You open your mailbox and, as usual, a mountain of spam has piled up since your last log in. There are harmless spam emails, then there are the others: invitation to withdraw lottery winnings, solicitation of humanitarian organizations that you have never heard of or verification of a bank account of which you are not even a client ... Some fraudulent emails are easy to spot. Unfortunately, cub criminals excel in the art of fraud with increasingly sophisticated and very difficult to spot emails.
Faced with these scams, reporting platforms have been set up by the public authorities and professionals. Here's how to report a fraudulent email and tips to protect yourself from these increasingly common traps.
How to Recognize a Scam?
One of the most common email scams is called “phishing”.
You will receive an email in your mailbox that looks exactly like an email from an organization in which you have complete confidence (bank, tax administration, social security fund, etc.). you are asked to update or confirm following a "technical incident" your data, in particular your passwords, your bank account number, etc. Through this, the hacker recovers your confidential data and extracts money from you or impersonates you.
What if we started by Protecting Ourselves?
Here are some simple automatisms that you will need to integrate:
- Use strong passwords
Exit your date of birth, the name of your dog or other passwords easy to guess for a seasoned hacker! Create passwords longer than 20 characters containing numbers, letters, symbols, and all caps. Never put the same password on all the sites you visit regularly: a site with a dedicated password. To make it easier to remember, create a common core for these passwords and decline it depending on the site.

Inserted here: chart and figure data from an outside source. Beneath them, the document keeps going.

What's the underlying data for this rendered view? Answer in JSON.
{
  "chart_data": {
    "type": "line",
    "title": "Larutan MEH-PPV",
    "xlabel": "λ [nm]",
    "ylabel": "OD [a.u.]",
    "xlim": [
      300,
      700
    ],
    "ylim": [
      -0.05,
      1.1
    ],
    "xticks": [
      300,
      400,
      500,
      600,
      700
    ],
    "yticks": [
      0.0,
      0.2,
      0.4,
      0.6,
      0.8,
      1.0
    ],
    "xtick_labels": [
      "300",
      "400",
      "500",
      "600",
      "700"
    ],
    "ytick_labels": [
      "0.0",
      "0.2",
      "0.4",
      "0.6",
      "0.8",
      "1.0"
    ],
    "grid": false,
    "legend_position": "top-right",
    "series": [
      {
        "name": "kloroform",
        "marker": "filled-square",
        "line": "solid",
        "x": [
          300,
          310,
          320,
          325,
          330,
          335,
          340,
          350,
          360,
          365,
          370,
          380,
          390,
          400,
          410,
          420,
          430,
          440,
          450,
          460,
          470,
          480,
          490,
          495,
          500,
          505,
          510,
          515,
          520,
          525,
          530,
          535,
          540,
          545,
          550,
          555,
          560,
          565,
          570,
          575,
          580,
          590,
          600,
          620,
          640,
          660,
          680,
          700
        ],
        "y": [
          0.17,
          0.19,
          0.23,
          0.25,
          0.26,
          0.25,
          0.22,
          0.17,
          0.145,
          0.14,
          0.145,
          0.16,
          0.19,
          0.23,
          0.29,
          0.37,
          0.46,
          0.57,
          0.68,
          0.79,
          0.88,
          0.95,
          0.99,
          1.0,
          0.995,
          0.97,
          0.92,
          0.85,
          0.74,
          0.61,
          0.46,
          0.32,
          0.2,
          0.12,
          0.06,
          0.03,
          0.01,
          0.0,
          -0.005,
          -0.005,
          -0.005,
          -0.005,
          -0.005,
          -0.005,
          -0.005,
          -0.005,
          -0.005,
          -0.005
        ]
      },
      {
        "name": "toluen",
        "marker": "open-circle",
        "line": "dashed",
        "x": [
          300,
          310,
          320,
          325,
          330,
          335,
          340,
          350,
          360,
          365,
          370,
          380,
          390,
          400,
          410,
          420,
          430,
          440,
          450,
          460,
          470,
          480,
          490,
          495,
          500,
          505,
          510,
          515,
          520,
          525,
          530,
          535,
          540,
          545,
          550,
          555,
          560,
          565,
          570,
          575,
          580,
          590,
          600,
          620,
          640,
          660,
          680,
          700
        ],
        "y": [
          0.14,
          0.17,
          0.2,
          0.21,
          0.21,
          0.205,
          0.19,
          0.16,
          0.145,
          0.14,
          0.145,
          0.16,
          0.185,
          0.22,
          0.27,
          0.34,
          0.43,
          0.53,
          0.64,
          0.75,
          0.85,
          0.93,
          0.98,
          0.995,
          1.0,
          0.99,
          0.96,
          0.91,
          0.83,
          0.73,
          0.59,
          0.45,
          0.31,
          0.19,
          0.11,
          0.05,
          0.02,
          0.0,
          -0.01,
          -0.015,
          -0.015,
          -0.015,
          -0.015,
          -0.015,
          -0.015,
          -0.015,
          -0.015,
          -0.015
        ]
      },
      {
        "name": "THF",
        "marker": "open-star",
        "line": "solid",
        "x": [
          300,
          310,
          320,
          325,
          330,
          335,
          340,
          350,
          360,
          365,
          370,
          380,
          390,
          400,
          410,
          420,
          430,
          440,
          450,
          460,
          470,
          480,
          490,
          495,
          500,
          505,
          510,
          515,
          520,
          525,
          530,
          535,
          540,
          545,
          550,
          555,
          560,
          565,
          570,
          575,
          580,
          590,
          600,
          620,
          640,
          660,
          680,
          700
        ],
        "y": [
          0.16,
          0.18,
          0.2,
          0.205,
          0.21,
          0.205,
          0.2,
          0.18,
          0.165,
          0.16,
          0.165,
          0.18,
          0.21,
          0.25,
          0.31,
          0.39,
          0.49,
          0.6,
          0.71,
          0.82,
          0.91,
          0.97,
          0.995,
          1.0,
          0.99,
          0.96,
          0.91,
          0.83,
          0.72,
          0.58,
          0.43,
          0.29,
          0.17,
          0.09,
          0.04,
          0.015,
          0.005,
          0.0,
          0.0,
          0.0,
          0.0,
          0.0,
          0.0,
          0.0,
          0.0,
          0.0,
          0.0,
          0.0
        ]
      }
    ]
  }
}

- It's too good to be true
We contact you because you have won the lottery a large sum of money when you did not participate, you won a trip, you receive promotional offers that are far too tempting ... Do not click on the email or on the link that contains it! You could open the door to malware that infects your computer.
- Take a good look at the email and the nature of the request
The most sophisticated scams look like well-known and respectable sites and companies, such as banks and insurance companies. To spot a fraudulent email, it is often enough to read what it contains. A bank, for example, will never ask you to provide confidential information by email. The easiest way to be sure is to call directly.
What to Do When I Receive a Fraudulent Email?
First of all, do not reply and do not open any attachments, photos, links or documents contained in the message.
- Register on signal-spam.
- Download an extension for your email software or internet browser
- Report the fraudulent email in one click
Reporting these emails on the platform allows authorities to take action against cybercriminals. The CNIL initiates investigations, on-site inspections and, if necessary, sanctions.
Then, get rid of the emails by selecting the option "Mark as spam" then report the attempted fraud on the PHAROS platform available on
This platform also makes it possible to report websites whose content is illegal. This report will be transmitted to the specialized judicial police (OCLCTIC) which, if it involves international fraud, will forward them to Interpol.
And What if you Receive MMS or SMS on your Mobile Phone?
All you have to do is transfer the fraudulent SMS to 33700. It is an alert number created by hosts, operators and service editors with the State Secretariat in charge of industry and consumption.